ザンバランはイタリアのメーカーだが、この登山靴の名称は日本語の「フジヤマ(富士山)」。じつはフジヤマNW GTは日本人の足型に合わせて製造された、日本向けの登山靴なのである。欧米のメーカーの登山靴のなかには日本人には幅が狭いものも数多くあるが、少なくてもフジヤマNW GTに関しては心配無用だ。

フィット感が良好なのは、同じように日本人向けに作られたインソールの力も大きい。

立体的にデザインされ、かかとのホールド感が抜群。弾力感も十分である。

安定感の高さが際立つ、その履き心地

そんなフジヤマNW GTだが、僕が歩いてみた感想は、ずばり「安定感が高い」だ。

オールレザーのフジヤマNW GTは、化繊などをアッパーにした同レベルの登山靴よりも少し重く、見た目のボリュームも大きいのだが、その重さと大きさが歩行中の安定感を生んでいる印象である。

実際、滑りやすく凹凸が多い登山道でも足元がぐらつかず、一歩一歩確実に歩いていける。丈夫なアッパーが足を守ってくれている感じも強い。

フジヤマNW GTのアウトソールも、歩行中の安定感が高いタイプだ。

ヴィブラムNorTrackのアウトソールは、グリップ力の高さが大きな特徴。アウトソールのひとつひとつの凹凸が地面に食い込み、体を楽に前方へ押し出してくれる。

岩場にも対応、少し硬めのアウトソール

次は、フジヤマNW GTのアウトソールのラグパターンの全体がわかるカットだ。

アウトソールの素材自体は硬く、岩稜帯でも通用するライトアルパインタイプに近いが、ラグパターンは溝が深いトレッキングタイプ寄りである。

つま先にはクライミングゾーンのような平坦な部分があり、岩の突起に足をかけやすくなっている。また、エッジが効いた、かかとも同様。
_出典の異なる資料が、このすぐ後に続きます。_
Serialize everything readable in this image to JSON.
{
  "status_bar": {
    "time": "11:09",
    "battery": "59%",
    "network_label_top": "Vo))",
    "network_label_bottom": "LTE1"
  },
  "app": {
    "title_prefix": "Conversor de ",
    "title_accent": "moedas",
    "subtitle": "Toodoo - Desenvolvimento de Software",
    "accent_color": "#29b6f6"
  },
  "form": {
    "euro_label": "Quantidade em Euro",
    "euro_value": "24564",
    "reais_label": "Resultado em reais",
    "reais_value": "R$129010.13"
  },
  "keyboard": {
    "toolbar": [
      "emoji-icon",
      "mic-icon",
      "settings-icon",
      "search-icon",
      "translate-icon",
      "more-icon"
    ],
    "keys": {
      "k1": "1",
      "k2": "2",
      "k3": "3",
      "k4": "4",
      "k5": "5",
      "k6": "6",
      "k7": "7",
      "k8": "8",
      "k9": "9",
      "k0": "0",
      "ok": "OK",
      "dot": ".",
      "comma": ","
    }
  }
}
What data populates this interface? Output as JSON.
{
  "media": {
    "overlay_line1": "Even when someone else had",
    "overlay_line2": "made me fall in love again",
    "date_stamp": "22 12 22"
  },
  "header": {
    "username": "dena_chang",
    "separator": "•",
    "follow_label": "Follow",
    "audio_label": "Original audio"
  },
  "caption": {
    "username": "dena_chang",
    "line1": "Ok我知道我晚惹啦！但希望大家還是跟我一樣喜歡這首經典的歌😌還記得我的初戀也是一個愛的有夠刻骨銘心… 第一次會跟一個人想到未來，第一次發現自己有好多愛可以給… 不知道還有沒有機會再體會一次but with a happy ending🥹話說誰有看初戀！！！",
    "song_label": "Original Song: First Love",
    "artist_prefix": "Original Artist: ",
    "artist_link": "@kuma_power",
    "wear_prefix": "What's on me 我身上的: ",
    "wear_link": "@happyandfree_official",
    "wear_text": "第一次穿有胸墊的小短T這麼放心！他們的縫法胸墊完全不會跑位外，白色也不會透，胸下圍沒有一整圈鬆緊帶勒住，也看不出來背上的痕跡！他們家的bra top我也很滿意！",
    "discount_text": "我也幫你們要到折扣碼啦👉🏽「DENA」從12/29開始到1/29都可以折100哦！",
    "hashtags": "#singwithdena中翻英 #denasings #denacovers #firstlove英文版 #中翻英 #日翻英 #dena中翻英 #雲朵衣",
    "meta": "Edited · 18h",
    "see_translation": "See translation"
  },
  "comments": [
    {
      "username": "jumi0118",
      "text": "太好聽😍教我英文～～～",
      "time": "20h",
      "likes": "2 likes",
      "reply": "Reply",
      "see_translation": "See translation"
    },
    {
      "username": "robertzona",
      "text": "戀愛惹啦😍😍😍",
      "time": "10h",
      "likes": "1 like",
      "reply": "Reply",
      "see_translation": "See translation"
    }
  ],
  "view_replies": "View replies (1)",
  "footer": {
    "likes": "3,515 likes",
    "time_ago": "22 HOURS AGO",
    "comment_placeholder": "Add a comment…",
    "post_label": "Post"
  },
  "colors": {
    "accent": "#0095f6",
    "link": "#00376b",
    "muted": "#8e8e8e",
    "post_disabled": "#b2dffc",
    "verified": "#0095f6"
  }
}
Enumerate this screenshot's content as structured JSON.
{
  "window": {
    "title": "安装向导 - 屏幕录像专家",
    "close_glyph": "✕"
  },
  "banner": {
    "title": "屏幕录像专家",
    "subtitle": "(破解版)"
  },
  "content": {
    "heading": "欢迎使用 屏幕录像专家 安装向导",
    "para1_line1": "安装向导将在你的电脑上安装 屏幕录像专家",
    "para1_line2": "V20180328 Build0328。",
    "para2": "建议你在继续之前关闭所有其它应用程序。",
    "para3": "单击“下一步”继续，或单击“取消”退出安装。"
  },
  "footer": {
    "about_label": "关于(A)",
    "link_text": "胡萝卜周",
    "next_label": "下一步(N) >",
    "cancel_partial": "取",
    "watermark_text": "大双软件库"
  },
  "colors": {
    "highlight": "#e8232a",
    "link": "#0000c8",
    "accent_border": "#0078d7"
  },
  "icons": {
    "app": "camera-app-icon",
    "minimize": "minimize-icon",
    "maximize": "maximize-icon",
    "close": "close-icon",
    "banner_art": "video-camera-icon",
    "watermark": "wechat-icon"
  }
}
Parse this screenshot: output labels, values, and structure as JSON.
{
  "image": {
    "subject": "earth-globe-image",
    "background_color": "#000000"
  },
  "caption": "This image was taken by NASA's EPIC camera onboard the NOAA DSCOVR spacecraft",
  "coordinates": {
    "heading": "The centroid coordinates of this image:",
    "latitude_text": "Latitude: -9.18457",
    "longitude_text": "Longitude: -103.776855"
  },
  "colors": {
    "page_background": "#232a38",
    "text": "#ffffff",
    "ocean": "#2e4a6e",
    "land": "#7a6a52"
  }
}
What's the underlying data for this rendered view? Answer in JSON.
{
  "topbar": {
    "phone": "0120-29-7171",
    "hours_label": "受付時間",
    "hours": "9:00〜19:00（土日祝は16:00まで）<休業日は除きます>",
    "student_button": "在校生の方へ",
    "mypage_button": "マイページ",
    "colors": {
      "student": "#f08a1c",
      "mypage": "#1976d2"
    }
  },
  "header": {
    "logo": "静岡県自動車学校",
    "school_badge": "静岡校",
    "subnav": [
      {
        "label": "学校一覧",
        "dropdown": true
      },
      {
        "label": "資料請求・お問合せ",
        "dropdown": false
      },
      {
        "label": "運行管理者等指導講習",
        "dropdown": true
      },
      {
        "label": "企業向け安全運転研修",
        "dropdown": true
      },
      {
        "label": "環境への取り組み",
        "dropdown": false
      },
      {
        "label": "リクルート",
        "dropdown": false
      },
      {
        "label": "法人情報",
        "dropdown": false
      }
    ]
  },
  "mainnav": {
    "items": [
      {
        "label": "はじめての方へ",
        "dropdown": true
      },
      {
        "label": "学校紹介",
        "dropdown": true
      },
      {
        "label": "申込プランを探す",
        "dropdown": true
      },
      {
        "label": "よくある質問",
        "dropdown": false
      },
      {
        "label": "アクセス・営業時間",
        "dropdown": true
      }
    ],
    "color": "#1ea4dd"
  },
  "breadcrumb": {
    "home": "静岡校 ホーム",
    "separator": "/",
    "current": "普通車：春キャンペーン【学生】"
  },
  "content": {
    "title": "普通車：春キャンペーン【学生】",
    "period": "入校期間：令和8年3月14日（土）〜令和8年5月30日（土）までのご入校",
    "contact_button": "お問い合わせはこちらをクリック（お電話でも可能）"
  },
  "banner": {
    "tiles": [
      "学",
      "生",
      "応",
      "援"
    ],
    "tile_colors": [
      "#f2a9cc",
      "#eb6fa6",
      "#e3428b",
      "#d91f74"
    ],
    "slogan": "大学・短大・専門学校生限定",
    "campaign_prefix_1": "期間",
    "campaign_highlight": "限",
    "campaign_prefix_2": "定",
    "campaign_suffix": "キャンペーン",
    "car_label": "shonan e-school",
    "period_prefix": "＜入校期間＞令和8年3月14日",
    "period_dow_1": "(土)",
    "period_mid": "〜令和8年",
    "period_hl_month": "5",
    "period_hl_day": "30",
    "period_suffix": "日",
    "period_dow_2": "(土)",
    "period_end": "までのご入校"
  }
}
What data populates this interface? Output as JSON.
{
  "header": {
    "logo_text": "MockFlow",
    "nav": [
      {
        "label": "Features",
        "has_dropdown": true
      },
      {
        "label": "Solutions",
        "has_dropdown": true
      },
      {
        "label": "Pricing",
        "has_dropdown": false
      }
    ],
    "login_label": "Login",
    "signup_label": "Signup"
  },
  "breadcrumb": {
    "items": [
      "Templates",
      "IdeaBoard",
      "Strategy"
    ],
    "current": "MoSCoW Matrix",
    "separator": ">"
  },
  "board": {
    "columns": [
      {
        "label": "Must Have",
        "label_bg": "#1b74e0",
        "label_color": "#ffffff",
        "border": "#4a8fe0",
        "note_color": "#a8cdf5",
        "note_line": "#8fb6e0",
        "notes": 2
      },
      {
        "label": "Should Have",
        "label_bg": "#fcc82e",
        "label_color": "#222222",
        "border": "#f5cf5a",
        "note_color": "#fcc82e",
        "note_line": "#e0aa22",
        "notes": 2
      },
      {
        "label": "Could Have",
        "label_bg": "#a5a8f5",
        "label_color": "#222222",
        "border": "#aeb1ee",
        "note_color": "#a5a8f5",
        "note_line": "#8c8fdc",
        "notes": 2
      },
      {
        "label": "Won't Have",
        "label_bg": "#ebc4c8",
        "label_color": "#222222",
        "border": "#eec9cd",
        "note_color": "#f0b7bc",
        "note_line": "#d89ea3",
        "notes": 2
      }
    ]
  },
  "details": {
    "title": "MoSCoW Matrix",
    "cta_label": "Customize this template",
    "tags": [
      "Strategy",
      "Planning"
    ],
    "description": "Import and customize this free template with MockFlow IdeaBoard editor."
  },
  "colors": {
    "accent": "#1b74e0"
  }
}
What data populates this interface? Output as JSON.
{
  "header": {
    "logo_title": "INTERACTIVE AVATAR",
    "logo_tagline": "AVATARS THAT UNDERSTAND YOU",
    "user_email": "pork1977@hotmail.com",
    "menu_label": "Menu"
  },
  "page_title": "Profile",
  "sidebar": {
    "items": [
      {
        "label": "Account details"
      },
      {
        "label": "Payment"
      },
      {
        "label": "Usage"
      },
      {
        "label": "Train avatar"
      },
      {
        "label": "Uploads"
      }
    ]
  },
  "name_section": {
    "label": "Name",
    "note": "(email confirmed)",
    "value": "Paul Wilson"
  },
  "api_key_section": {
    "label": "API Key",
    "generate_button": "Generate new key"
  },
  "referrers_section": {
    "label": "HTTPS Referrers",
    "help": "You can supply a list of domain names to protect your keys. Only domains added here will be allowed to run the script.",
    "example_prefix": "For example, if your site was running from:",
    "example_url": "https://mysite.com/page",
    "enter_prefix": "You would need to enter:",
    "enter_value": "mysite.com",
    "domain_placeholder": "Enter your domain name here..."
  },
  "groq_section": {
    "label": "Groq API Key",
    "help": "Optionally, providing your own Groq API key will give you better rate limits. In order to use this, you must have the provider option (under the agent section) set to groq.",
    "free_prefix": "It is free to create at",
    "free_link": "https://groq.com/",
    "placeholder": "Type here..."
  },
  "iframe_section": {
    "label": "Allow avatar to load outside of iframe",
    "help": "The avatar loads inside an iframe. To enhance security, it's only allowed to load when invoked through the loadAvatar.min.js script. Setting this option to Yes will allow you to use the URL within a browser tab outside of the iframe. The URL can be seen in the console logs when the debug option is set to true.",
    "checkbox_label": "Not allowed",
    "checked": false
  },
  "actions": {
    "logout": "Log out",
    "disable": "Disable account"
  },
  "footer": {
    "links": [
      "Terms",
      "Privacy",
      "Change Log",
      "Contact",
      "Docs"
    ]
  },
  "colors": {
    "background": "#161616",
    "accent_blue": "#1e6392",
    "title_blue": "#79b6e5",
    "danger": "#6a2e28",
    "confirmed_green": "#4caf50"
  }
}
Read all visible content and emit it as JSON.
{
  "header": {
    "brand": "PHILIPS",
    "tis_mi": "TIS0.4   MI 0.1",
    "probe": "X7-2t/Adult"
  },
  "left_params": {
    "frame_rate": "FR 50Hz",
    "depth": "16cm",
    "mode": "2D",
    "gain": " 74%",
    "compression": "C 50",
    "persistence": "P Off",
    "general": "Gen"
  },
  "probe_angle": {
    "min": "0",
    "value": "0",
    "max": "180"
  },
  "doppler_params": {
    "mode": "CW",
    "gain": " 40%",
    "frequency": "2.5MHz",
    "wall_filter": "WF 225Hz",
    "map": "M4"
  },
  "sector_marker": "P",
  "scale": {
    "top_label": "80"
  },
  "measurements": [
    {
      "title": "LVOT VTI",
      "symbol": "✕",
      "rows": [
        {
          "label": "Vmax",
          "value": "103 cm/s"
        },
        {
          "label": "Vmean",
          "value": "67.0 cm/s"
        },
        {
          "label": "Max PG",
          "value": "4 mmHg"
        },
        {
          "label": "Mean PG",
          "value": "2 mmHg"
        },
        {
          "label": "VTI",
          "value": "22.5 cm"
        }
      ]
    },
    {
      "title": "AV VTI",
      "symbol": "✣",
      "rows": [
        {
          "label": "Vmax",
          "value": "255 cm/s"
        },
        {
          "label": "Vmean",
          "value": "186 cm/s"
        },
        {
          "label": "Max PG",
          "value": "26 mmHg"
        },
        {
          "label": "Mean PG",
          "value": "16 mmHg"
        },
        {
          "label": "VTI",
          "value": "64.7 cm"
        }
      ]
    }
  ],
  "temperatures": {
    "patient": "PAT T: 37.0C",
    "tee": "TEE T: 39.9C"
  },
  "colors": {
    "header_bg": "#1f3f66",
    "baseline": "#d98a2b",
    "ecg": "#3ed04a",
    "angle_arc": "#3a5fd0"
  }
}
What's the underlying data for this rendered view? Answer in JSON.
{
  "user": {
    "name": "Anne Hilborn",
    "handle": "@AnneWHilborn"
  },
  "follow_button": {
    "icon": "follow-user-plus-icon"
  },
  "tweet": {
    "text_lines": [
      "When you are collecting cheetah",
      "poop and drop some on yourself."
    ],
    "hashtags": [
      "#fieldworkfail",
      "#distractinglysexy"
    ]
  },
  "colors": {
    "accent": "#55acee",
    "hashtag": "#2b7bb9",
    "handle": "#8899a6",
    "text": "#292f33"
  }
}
岩の小さな凹凸をとらえて体を保持し、安定性を高めることに貢献している。

だから大きな岩の上でも滑りにくく、歩いていて安心感がある。

内部には3.5㎜厚のインソールボードが採用されているからか、ゴツゴツした岩の上でも足裏に無用な刺激がないのも好印象だ。

こんなフジヤマNW GTだから、クライミングの要素が加わってくる日本アルプスなどの岩稜帯以外ならば、大半の岩場で活躍してくれるはずである。

柔らかに足首周りをサポートし、捻挫を防止

岩場とまではいえないものの、岩や石がゴロゴロと点在している登山道にもフジヤマNW GTは適していた。

こういう場所を歩くと足首に負担がかかるものだが、フジヤマNW GTの足首周りのアッパーは前後左右にほどよく曲がり、柔軟に負荷を受け止める。

その結果、歩行力は妨げずに捻挫を防いでくれる。しかもクッション性が高いため、足首に痛みを覚えることもない。

おそらく、アッパーすべてにハイドロブロック・スウェードワックスドレザーを使っていれば、捻挫の防止力はもっと高まるが、歩き心地は著しく損なわれるだろう。足首部分のみ薄く加工されたフルグレインワックスドレザーにしているからこそ、ほどよいバランスが生まれているのである。ひとくちにオールレザーの登山靴といっても、フジヤマNW GTが2種類のレザーを使い分けている意味がここにある。

サイドに溝を加え、衝撃吸収性を高めたミッドソール

それなりの重量がある登山靴のわりに、フジヤマNW GTは疲れも少ない。

その理由のひとつはミッドソールの衝撃吸収性にあるだろうが、このミッドソールをよく見ると、ちょっとした工夫が加えられていることがわかる。

注目したいのは、ミッドソールの中央上部だ。フジヤマNW GTはそこに溝を入れ、「コ」の字型にくびれさせているのだ。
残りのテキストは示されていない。